Read more about Sensory Processing Disorder on Mommy Evolution!

Learn more about sensory challenges or join our inclusive community on The Sensory Spectrum.

Be sure to hear from other special needs parents, too!

Follow your instincts on what you think your family needs and not what others expect. They are the best tool you have as a parent!

13 Comments

  1. A mother’s instinct is never wrong. I felt the same way when my youngest was a baby … something is wrong. That must have been some tough times but the important thing is now you know and you can do what is best for your son!

    1. Absolutely. It was some long years until we figured it out and started getting him the help he needed with OT. But he’s 8 now and doing great.

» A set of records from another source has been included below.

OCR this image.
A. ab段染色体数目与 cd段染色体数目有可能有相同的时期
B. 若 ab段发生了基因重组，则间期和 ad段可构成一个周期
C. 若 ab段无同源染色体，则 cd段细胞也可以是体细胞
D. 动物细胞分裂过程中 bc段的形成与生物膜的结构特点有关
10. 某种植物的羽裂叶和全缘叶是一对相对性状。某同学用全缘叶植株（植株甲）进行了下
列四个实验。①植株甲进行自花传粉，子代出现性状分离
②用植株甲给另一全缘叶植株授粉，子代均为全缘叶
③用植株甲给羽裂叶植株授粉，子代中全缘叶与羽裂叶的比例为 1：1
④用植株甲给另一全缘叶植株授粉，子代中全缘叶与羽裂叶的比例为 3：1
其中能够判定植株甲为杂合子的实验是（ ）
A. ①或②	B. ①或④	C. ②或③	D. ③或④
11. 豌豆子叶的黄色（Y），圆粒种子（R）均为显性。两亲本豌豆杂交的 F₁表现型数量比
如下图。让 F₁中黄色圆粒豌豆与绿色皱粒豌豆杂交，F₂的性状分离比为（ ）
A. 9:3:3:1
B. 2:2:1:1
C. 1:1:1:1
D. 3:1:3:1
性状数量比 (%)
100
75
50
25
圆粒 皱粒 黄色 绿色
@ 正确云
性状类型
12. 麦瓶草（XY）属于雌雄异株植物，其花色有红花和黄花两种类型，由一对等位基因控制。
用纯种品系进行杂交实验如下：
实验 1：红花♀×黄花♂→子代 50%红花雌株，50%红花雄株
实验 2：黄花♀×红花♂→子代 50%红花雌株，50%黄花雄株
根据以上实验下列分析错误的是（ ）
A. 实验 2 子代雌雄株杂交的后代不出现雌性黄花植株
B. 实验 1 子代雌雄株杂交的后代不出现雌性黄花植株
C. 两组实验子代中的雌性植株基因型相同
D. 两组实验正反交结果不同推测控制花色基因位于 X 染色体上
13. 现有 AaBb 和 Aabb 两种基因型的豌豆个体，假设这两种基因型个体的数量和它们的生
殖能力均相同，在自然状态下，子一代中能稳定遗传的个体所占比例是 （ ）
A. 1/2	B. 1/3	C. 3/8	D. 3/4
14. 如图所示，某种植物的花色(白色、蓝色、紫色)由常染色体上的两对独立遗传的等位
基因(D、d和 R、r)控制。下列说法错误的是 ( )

    2. It’s difficult to accept that these instincts are NEVER wrong. If all mothers’ instincts were correct there would be a lot less dysfunction and kids and families running a muck. As parents we’re all fallible and make plenty of mistakes. We “listen” to our kids and learn what they need as individuals, but these things are learned as we get to know our kids; they’re not really instincts. The author was very attentive and, though she may not have known why she did it or how she learned what to try, she learned what to do and what not to do. I don’t mean to split hairs, but words are important. I feel that it is a mistake to just blindly follow our first thought. If there was never a wrong instinct then those horrid shaken baby instructional videos wouldn’t exist. Every childis an individual and needs to be parented accordingly.

  2. I actually got chills reading this as I SO relate. I remember my two wise, experienced aunts on separate occasions handing G back to me with chagrined looks on their faces because they couldn’t get him to stop crying…
    Otoh, he sure got out of diapers early (to avoid that Feeling).
    Laughing/crying,

    1. Awww. Thanks. Yep, people just didn’t understand what was going on.. and didn’t necessarily believe something was going on either.

    2. Re-reading this years later with the same experience.

      Thanks for the reminder that our instincts MATTER.

      Love,
      Full Spectrum Mama

      1. Oh my YES! I still listen to my instincts — and the difference is now when I feel that my instincts are taking me into a different direction, I’m not afraid to speak up.

  3. A mother’s instincts are an invaluable asset. So many times I’d been told how I need to reinforce parenting or it’s just a phase. But deep down I knew that there was something extraordinary about my child that no one else could see. Thanks!

    1. It’s crazy how people so easily brushed off what we were experiencing or minimized our feelings. How wonderful it would be if people validated what mothers were feelings, high needs kids or not.

  4. I think that, too often, we downplay our maternal instincts, which is a huge mistake. We rely heavily on the “experts”, who have spent much less time with our children than we have, to make decisions for our children. I think that, deep down, even if we don’t have the education and training, we instinctively know what our children need and just need to find our conviction within to advocate on our child’s behalf.

    1. I completely agree! Experts can give us ideas but we are the ones in the trenches with our kids and often just “know” what they need.

  5. I agree that a parental instinct is best–but add to that if you find later that something in your instinct was off course, DON’T blame yourself. You have to go with your gut because it’s right about 99.9% of the time. For the once in a while when you’re off, learn, forgive yourself and move on. The rest of the time, you’re still right.